Aku terkekeh, "Justru itu, gue gamau."
"Trus lo ke taman belakang mau ngapain? Seneng banget sih kesana. Emang ada apaan coba? Orang taman sepi begitu, hati-hati aja sih, lo sendirian ntar ada yang, HIHIHI. Ih gue mah ga mau ya, takut." Kata Syeril menakutiku, aku ingin kesana ya karena pemandangannya bagus, sepi dan nyaman. Itu saja.
"Lo sekali-sekali harus kesana Ril, biar tau."
"Udah pernah tapi biasa aja tuh, nih ya Jia, Kalo lo kesana sama pacar. Tuhh, baru bagus. Lah ini udah sendirian, lo mau ngapain coba kesana? Kalo sama pacar mah kan kemana aja gue rasa bakal berkesan, mau pemandangan langit berpetir juga tetep bagus, tapi ya dasarnya gue ga punya pacar, gue ga suka deh tempat begituan. Gue lebih suka kantin. Bye."
Aku tertawa kecil menatap punggung Syeril yang kemudian menghilang dibalik pintu kelas. Taman itu memiliki definisi nyaman tersendiri untukku, perwujudan nyata dari imajinasi yang kutuangkan dalam tulisanku saat menulis novel ini.
Langit biru dengan hembusan angin sejuk membawaku ke dalam angan tak berdasar. Berperan sebagai Jia semakin membuatku terlena dan melupakan kehidupanku sebagai Andira.
Apakah aku diizinkan bahagia walau aku sadar ini kehidupan yang semu? Dan apakah sah saja jika aku berharap pernyataan kamu diizinkan?
Aku pun tak tau. Tapi aku mulai merasa tak ingin pulang sebagai Andira. Aku tak ingin bertemu Radit dan segala keputusasaan itu.
Disisi lain aku ingin melanjutkan mimpiku menjadi seorang penulis. Bagaimana aku bisa menjadi penulis kalau aku sendiri saja ada dalam novelku sendiri? Apa aku bisa mencari motivasiku untuk menjadi Andira disini?
♥♥♥
"Jia ya?"
Aku menoleh, dan tubuhku membeku. Orang yang aku hindari berada dihadapanku saat ini, tidak lain tidak bukan.
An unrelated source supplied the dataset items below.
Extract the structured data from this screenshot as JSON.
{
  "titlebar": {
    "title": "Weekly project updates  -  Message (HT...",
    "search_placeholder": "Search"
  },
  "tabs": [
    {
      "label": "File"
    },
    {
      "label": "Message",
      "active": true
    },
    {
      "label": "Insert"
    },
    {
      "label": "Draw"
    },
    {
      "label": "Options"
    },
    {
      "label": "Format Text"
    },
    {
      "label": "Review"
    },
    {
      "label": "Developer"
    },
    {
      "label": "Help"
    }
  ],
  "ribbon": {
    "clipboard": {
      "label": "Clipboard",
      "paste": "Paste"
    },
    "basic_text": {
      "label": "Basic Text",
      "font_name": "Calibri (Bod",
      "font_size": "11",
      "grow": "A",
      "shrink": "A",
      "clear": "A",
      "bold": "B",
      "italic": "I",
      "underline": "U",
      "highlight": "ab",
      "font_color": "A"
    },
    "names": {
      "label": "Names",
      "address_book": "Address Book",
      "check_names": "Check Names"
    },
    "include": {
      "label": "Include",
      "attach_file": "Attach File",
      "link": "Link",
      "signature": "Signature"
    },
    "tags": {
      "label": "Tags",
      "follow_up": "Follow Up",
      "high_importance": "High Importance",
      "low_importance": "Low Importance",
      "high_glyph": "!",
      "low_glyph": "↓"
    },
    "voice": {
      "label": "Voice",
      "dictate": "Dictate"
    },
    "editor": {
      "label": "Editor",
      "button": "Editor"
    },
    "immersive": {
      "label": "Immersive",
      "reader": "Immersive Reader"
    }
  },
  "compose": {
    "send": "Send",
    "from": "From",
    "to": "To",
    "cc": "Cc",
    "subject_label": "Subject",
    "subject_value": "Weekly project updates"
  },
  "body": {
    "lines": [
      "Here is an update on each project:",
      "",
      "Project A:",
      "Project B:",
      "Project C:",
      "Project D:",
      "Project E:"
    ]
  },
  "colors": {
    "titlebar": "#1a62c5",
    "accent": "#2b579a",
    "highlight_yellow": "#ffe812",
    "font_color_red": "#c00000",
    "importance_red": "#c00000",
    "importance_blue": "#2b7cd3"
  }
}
Ia Arvie.
'Kalo lo ga punya masalah sama dia, gausah ngehindar, seakan lo yang salah.'
Baiklah kali ini aku tidak akan menghindar darinya. Aku melihat sudut bibirnya mengembang yang seolah menunjukan padaku bahwa ia senang menemukan keberadaanku di sini.
"Kemana aja kok jarang keliatan?"
"Dikelas, lagi males kemana-mana" Balasku bergumam.
"Ohh.. Kenapa emang? Ga ke kantin? Ga laper gitu?"
Aku menggeleng. "Lo kenapa disini? Ga kekantin?" Ucapku berbalik tanya.
"Gue pikir lo disini, ya gue kesini." Jawabnya. "Ternyata dugaan gue bener kalo lo disini."
"Ada apa emang?" Tanyaku menatap Arvie.
"Ada yang mau gue tanyain"
'Tanya tinggal nanya'
"Tanya apa?" Aku mencoba menempatkan diri sesantai mungkin, Aku juga akan memastikan Arvie bukanlah seperti dugaanku.
"Lo suka sama gue?"
Aku terdiam.
"Lo ngehindar waktu itu karena lo suka sama gue kan?"
Pupil mataku membesar. Bukan karena kata-katanya yang membuat jantung berdebar. Lebih tepatnya aku terperangah. Ini kepedean tingkat berapa ya?
"Ga salah?" Balasku terkekeh.
"Salah?"
"Gue ngehindar trus lo nyari gue, bukan artinya lo yang suka sama gue?" Entah dari mana asalnya kenapa kepedeanku ikut naik.
"Ya kalo lo mau jawabannya iya, ya anggap aja begitu."
LAHHH?! ADUH PLIS PERASAAN GUE NGEGAMBARIN KARAKTER ARVIE GA KAYA GINI DEH.
"Kok jadi gue?"
"Kan lo yang berpikiran begitu..." Duh! Tanganku serasa ingin menggetok kepalanya supaya sadar.
"Gue nanya ya bukan karena ada pikiran begitu."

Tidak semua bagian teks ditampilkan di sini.